Monday, October 1, 2007

Thomas Wade: minor early Victorian poet

Thomas Wade (1805-1875) has a Wikipedia entry lifted from a public domain encyclopedia. I found two of his sonnets on the web, printed below. He is omitted from the Oxford Companion to English Literature, at least the edition I have, and I have not been able to find his poems in any anthology published after 1910 or so. Harold Bloom includes him in his lists in The Western Canon. An unappreciated English professor assembled his collected work twenty years ago, an obscure press published it, and the University of Chicago library acquired a copy, which I read. Wade is not quite forgotten, but it’s a close thing.

Here’s one of the poems I found at sonnets.org:

The Uncharmed
My piercéd life was all ablood with sorrow
For, suddenly, the veil of beauty thrown
By glorifying youth over sweet to-morrow
Fell, and disclosed to me the future's frown;
Within the wrinkles of whose unread brow
There was a lurking something which till then
I dreamed not hung before the lives of men,
Ready to fall upon them as they grow
Into the longer knowledge of brief years:
Blank vacancy; and doubt; and strangled tears
That never reach the eyelids; vanishing
Of all sweet things we love; death-beds; and graves;
And shadowy wrecks, where pale hopes trembling cling,
Heart-faint, and stifled by continual waves!

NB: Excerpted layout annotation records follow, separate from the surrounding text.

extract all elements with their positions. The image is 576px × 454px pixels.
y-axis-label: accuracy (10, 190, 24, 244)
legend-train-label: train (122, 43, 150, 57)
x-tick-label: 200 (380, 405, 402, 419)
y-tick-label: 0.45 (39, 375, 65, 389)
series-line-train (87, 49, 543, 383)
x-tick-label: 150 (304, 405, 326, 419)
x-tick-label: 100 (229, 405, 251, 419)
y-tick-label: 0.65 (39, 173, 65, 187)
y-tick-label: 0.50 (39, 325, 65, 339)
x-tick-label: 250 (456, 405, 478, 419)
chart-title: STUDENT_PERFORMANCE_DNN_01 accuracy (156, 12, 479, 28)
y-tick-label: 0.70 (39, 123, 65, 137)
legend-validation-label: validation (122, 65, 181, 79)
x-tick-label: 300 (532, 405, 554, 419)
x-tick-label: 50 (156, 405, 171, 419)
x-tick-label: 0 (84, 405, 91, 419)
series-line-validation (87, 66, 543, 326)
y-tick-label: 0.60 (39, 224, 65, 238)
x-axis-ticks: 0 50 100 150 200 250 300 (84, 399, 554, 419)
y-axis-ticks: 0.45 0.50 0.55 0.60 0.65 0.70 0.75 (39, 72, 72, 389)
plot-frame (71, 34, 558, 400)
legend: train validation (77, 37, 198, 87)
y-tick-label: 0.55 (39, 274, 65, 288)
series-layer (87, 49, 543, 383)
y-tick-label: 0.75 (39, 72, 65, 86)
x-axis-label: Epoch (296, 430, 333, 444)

This is not an easy poem. Grammatically, it’s one sentence, with multiple clauses and phrases, which would be hard to read in prose. It may take two or three tries to discern that the subject is straightforward – the onset of a midlife crisis. The last five lines are a list of the horrors the poor fellow sees in his future. The form is a standard English sonnet, the rhymes are nothing special. If this is a good poem, it’s because of the effect of that list, and the surprise that the death-beds and graves don’t end the list, that there’s even worse to come.

Wade’s first little book was pure Shelley, completely derivative. Wade got out from under Shelley’s shadow through a narrow formalism – almost all of his best poems are sonnets. Nature poems, married love poems. Some political poems, not so interesting now. But he wrote a dozen or more as good as “The Uncharmed.” Here’s another.

"Julian and Maddalo"
I read of 'Julian' and 'Count Maddalo'
Till in their spirits' presence stood my soul;
And blending with their sympathy of woe
A tempest woke my thoughts, and they gan roll,
Billow on billow, toward eternity--
And passion's cloud hung over the vast sea.
Where is the essence now that thought and spoke?
Absorbed like water, the frail vessel broke
That held it trembling from the sand awhile?
Or doth it quiver still; and, quivering, smile
At the now cleared-up mystery of creation?
Which shook it once even to its mortal seat,
Which seems the brain and heart, that burn and beat
Till life pants darkly for annihilation.

Maybe this one’s even better. But it requires some specialized knowledge. You need to know that the poet is reading a Shelley poem, in which stand-ins for Shelley and Byron have an encounter in Venice. The poet’s thought turn to the early deaths of Shelley and Byron, particularly Shelley’s death by drowning when a storm sank his sailboat. You also have to know that Shelley was a notorious atheist for the puzzling over what happened to his ”essence” to have any meaning. Not everyone knows all this, and why should they, but this poem is pretty much lost without this background.

In a typical sonnet the last four lines are a unit, some sort of culmination. In the first poem, it’s the last five lines, in the second, the last three. This is how formalists innovate, pushing and pulling within the form.

* All of the early Victorian poets we still read sprung directly from Shelley and Keats, one reason the reputations of those two poets, barely known during their own short lives, is so high.

1 comment:

  1. I'm gonna see if I can work the phrase "all ablood with sorrow" into my newscast today. You can't top the Victorians for the catchy turn-of-phrase.